M is the largest three digit number that leaves a remainder of 5 when divided by 6 and a remainder of 3 when divided by 5. What remainder does M leave when it is divided by 11?

Introduction / Context:
This question is a classic example of solving simultaneous congruences and then applying modular arithmetic again with a new divisor. It tests skill with Chinese remainder style reasoning and with searching for a largest three digit number that satisfies two different remainder conditions. After finding this number, we compute one more remainder with respect to a new divisor, which completes the problem.

Given Data / Assumptions:

• M is a three digit integer.
• M leaves remainder 5 when divided by 6, so M ≡ 5 (mod 6).
• M leaves remainder 3 when divided by 5, so M ≡ 3 (mod 5).
• Among all three digit numbers with these properties, M is the largest.
• We need the remainder when M is divided by 11.

Concept / Approach:
We solve the system of congruences M ≡ 5 (mod 6) and M ≡ 3 (mod 5). Because 6 and 5 are coprime, such numbers repeat with period equal to the least common multiple, which is 30. We can find one solution and then generate all other solutions by adding multiples of 30. From those, we pick the largest three digit solution. Finally, we divide this M by 11 to get the required remainder.

Step-by-Step Solution:
We need solutions of M ≡ 5 (mod 6) and M ≡ 3 (mod 5).Let us search for a solution modulo 30, since lcm of 6 and 5 is 30.Check numbers congruent to 5 modulo 6: 5, 11, 17, 23, 29, etc.Among these, test which is also congruent to 3 modulo 5.Take 23: 23 mod 5 = 3, so 23 satisfies both congruences.Thus, all solutions can be written as M = 23 + 30k, where k is a non negative integer.We now want the largest three digit M. So solve 23 + 30k ≤ 999.This gives 30k ≤ 976, so k ≤ 32.53..., hence k can be at most 32.Compute M for k = 32: M = 23 + 30 * 32 = 23 + 960 = 983.Thus, M = 983 is the largest three digit number satisfying the given conditions.Now compute the remainder when 983 is divided by 11.11 * 89 = 979 and 983 - 979 = 4.So the remainder is 4.
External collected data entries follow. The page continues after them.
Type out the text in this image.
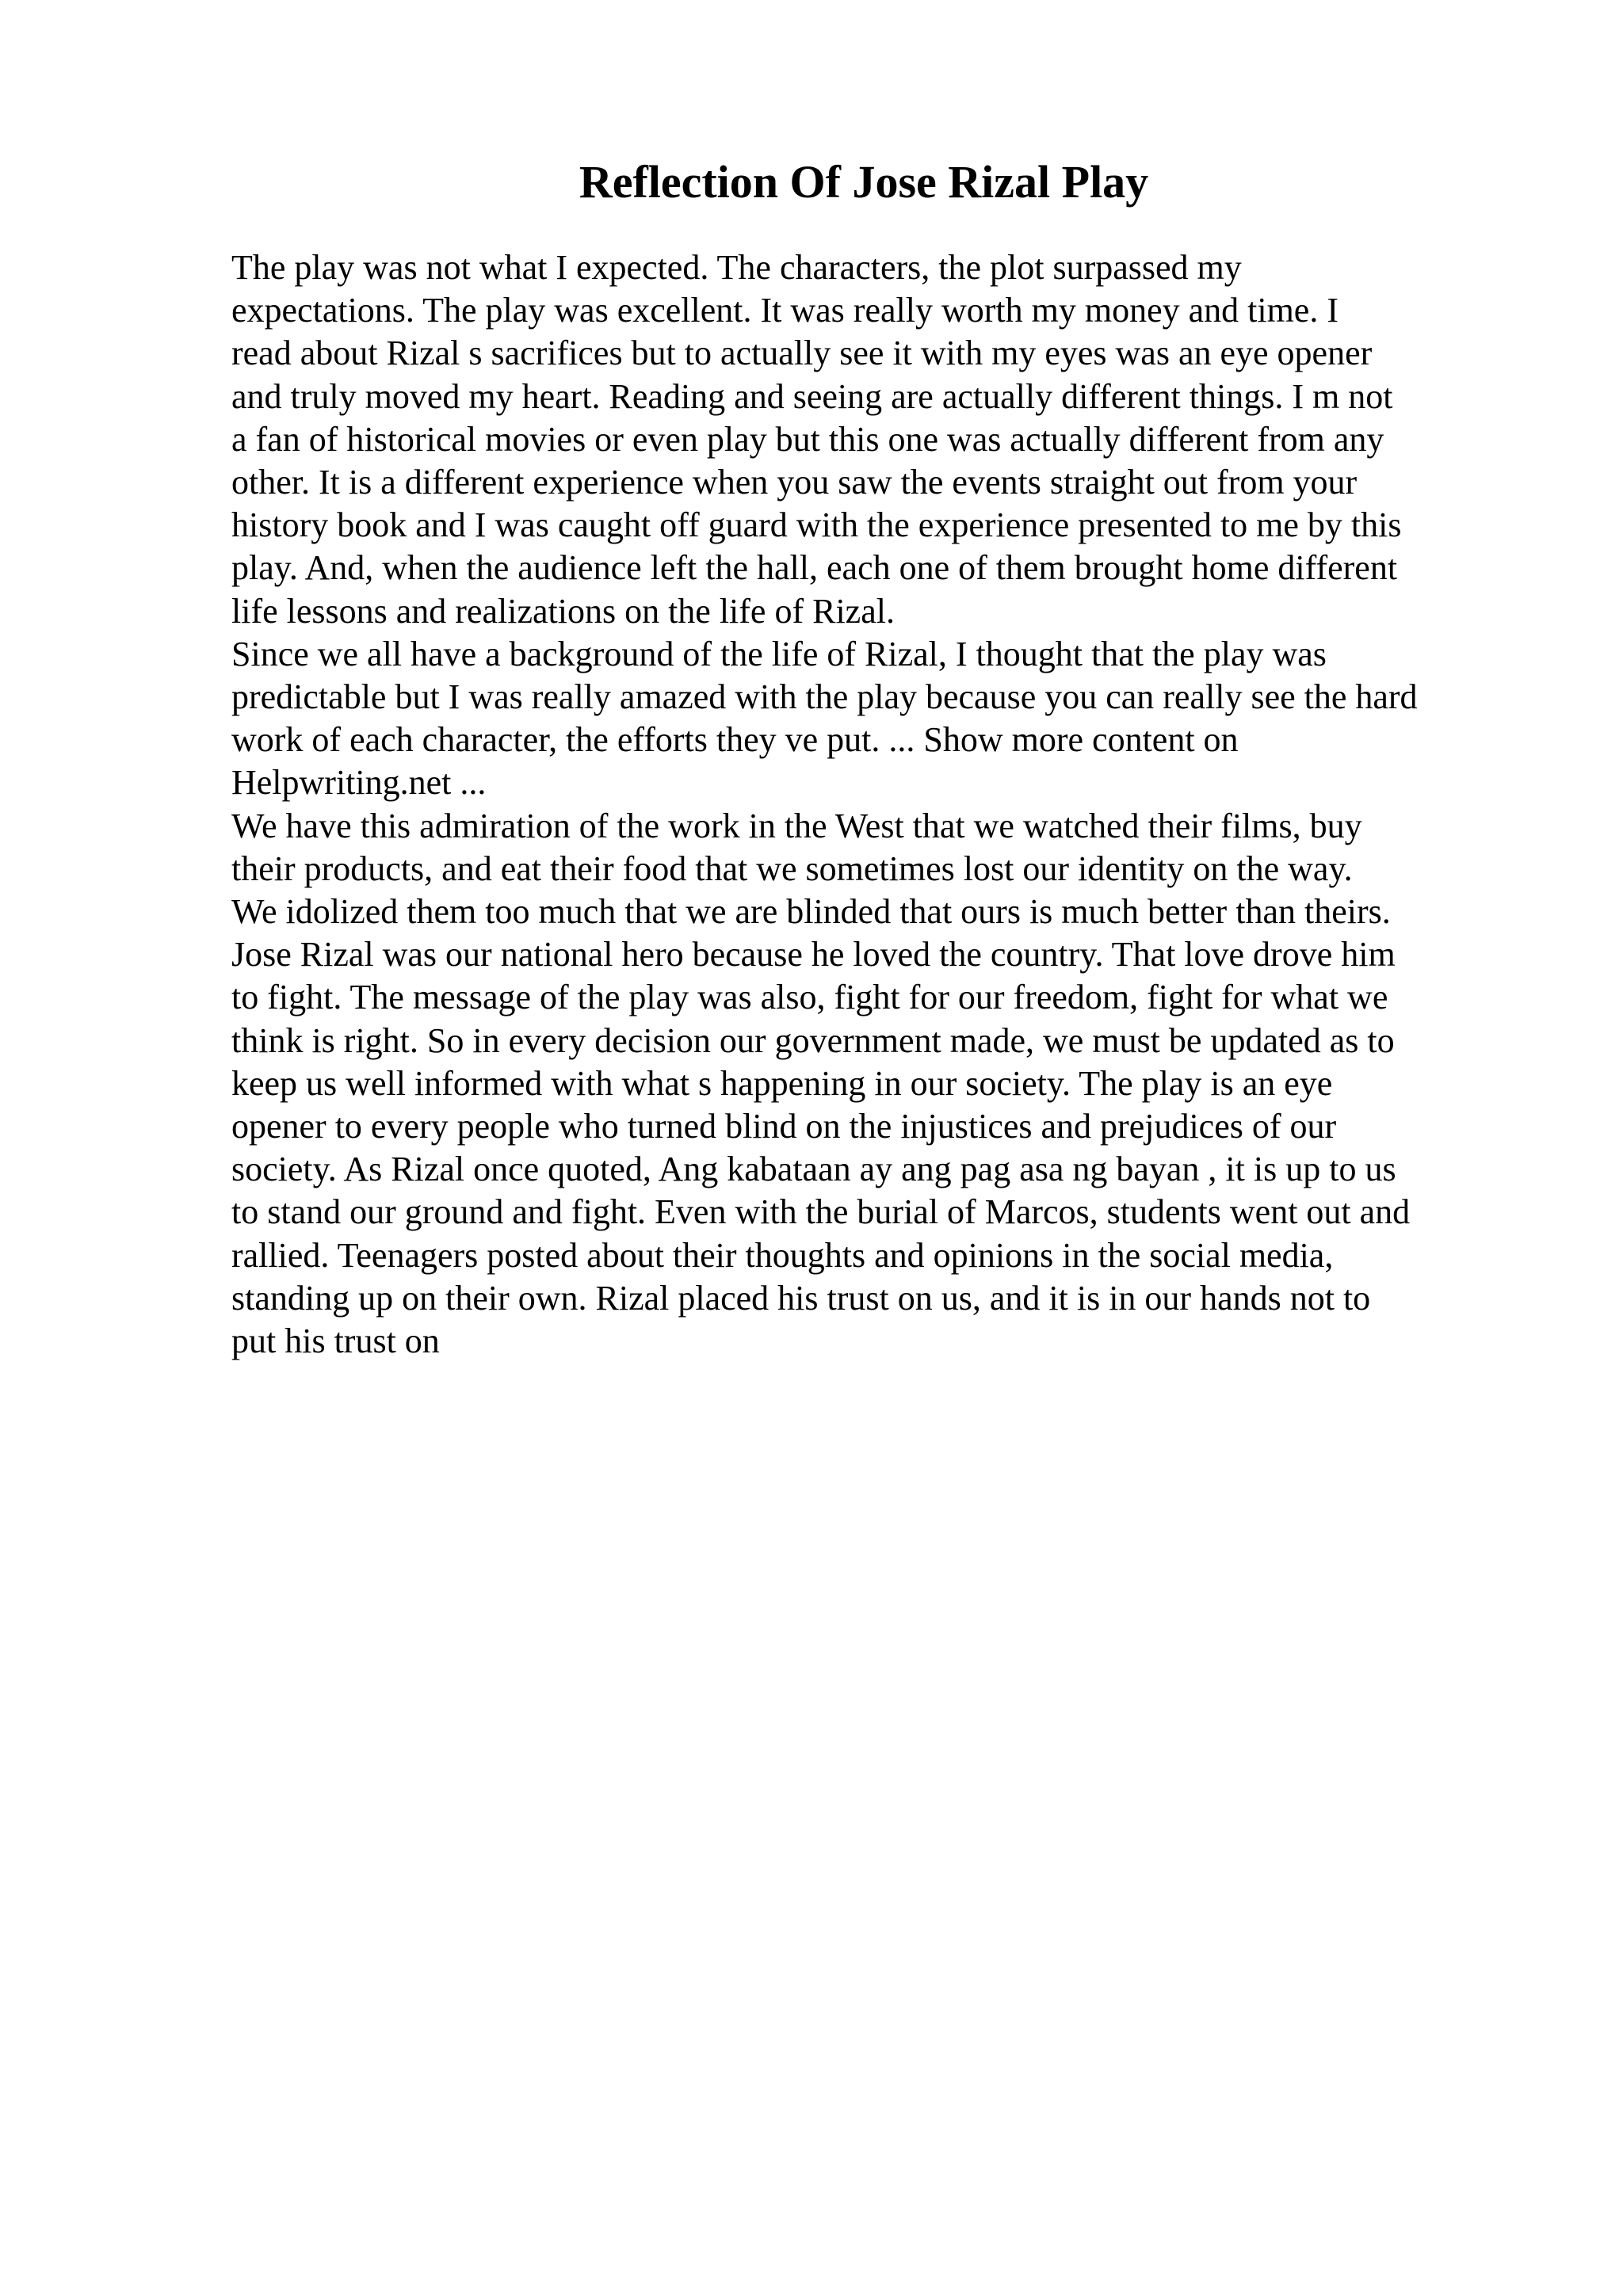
Reflection Of Jose Rizal Play
The play was not what I expected. The characters, the plot surpassed my
expectations. The play was excellent. It was really worth my money and time. I
read about Rizal s sacrifices but to actually see it with my eyes was an eye opener
and truly moved my heart. Reading and seeing are actually different things. I m not
a fan of historical movies or even play but this one was actually different from any
other. It is a different experience when you saw the events straight out from your
history book and I was caught off guard with the experience presented to me by this
play. And, when the audience left the hall, each one of them brought home different
life lessons and realizations on the life of Rizal.
Since we all have a background of the life of Rizal, I thought that the play was
predictable but I was really amazed with the play because you can really see the hard
work of each character, the efforts they ve put. ... Show more content on
Helpwriting.net ...
We have this admiration of the work in the West that we watched their films, buy
their products, and eat their food that we sometimes lost our identity on the way.
We idolized them too much that we are blinded that ours is much better than theirs.
Jose Rizal was our national hero because he loved the country. That love drove him
to fight. The message of the play was also, fight for our freedom, fight for what we
think is right. So in every decision our government made, we must be updated as to
keep us well informed with what s happening in our society. The play is an eye
opener to every people who turned blind on the injustices and prejudices of our
society. As Rizal once quoted, Ang kabataan ay ang pag asa ng bayan , it is up to us
to stand our ground and fight. Even with the burial of Marcos, students went out and
rallied. Teenagers posted about their thoughts and opinions in the social media,
standing up on their own. Rizal placed his trust on us, and it is in our hands not to
put his trust on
Verification / Alternative check:
Check with 6: 983 divided by 6 gives quotient 163 and remainder 5, which matches the first condition.Check with 5: 983 divided by 5 gives remainder 3, which matches the second condition.Check with 11: 983 = 11 * 89 + 4, so the remainder is 4, confirming our answer.
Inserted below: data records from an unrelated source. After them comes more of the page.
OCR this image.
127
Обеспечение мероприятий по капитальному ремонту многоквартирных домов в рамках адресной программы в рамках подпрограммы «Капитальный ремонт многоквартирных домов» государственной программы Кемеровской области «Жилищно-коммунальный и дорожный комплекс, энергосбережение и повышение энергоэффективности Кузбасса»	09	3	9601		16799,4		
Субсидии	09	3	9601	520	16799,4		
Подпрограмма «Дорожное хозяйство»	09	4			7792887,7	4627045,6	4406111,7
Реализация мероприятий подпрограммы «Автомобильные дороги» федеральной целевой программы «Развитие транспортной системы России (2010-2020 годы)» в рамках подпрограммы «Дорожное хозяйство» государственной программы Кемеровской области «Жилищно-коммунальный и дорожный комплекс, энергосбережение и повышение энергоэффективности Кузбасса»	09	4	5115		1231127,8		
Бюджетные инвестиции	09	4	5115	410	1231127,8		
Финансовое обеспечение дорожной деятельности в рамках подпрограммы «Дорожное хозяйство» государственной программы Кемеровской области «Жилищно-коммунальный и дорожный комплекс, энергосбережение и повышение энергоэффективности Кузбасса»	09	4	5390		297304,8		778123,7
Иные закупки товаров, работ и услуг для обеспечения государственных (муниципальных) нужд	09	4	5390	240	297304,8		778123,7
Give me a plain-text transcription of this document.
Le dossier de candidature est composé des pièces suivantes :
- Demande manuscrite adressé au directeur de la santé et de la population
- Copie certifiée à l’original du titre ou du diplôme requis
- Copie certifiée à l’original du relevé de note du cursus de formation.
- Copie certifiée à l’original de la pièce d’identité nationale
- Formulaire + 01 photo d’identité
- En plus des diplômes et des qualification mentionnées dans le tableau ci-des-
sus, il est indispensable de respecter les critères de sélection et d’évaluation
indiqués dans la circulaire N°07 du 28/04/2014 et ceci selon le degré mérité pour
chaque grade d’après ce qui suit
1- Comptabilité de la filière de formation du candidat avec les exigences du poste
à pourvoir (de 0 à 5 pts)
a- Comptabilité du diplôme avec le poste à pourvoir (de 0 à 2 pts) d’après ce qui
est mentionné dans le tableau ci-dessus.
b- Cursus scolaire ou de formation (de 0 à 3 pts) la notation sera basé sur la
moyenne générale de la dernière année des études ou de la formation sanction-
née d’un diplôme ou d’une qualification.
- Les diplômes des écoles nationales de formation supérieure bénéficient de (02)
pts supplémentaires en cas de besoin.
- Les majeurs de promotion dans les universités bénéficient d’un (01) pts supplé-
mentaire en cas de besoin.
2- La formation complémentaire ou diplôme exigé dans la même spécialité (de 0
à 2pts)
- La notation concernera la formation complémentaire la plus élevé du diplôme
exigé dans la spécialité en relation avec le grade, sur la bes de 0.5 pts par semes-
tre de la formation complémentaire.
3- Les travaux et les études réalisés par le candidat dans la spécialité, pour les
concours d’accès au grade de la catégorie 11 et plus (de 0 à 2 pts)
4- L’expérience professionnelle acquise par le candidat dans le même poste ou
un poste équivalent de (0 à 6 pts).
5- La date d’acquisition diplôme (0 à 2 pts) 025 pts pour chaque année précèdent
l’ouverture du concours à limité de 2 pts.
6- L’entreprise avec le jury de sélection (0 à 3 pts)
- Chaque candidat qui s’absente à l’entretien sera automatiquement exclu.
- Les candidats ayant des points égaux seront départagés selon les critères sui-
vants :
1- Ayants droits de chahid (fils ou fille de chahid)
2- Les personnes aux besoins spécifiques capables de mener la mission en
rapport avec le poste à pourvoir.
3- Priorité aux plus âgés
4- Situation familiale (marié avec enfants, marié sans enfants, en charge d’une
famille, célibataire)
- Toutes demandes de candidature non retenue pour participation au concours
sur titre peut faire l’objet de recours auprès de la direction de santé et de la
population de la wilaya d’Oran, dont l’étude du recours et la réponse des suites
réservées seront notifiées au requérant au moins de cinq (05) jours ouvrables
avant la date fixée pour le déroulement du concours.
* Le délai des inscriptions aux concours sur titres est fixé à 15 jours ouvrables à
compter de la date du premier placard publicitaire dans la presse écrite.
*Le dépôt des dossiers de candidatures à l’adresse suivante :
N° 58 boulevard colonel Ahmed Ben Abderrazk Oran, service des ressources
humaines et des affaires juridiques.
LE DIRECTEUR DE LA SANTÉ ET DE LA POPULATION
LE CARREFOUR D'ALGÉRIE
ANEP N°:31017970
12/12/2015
Why Other Options Are Wrong:
Remainders 1, 2, or 3 would correspond to different congruence results when 983 is divided by 11, which contradicts the actual computation.If a different three digit number is mistakenly chosen instead of 983, it will either not be the largest or fail one of the original remainder conditions.

Common Pitfalls:
Some learners incorrectly add 6 and 5 instead of using the least common multiple 30 as the period for repeating solutions.Another mistake is to forget that the number must be three digit, so values above 999 or below 100 must be rejected.It is also easy to make an arithmetic slip when converting from congruences to actual numbers of the form 23 + 30k.

Final Answer:
The remainder when M is divided by 11 is 4.